Price Management Execution relies mostly on data collected at the point of sale to power the analytics engine.

“Typically what we’re doing is taking a look at how much stock we’ve currently got, when the buy date and order date was, and doing some dynamic pricing based on that,” Harper said.

While it could be beneficial to apply Price Management Execution in a more IoT-enabled retail environment – such as one that used RFID tags for item-level tracking in the store – Harper said it would depend on the type of product being sold, and favour fast moving consumer goods over slower moving ones.

Harper said the bakery department of a supermarket was the type of operation that could benefit from Price Management Execution, using it to reduce wastage.

“It’s fine to say early on in the morning when a fresh load of bakery goods comes in that while they’re fresh we can get 35 points of profit there,” he said.

“As they get older throughout the day, it’s starting to cost us money so what if as a retailer we can dynamically reduce that [price point to reduce potential wastage]?”
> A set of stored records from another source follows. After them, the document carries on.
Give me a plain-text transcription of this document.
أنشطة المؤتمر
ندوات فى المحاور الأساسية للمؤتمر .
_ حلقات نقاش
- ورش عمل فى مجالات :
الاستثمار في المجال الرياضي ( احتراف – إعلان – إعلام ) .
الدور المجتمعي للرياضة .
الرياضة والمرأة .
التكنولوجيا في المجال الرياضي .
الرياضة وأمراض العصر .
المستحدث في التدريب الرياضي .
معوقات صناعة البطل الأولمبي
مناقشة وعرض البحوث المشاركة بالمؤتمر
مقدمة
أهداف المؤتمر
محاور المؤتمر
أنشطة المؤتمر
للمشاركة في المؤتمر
A dynamic pricing system could also be used to generate demand for a product when its sales were below expectations.

“It could allow people to dynamically determine whether a goal to sell 4000 units of this particular product in the next three hours is realistic,” Harper said.

“If only 1500 units have been sold, how about we drop the price point so all of a sudden we can start to gain by selling the items more quickly.

“Again, the idea is that instead of taking wastage and spoilage that we actually try to move all our stock rather than write it off.”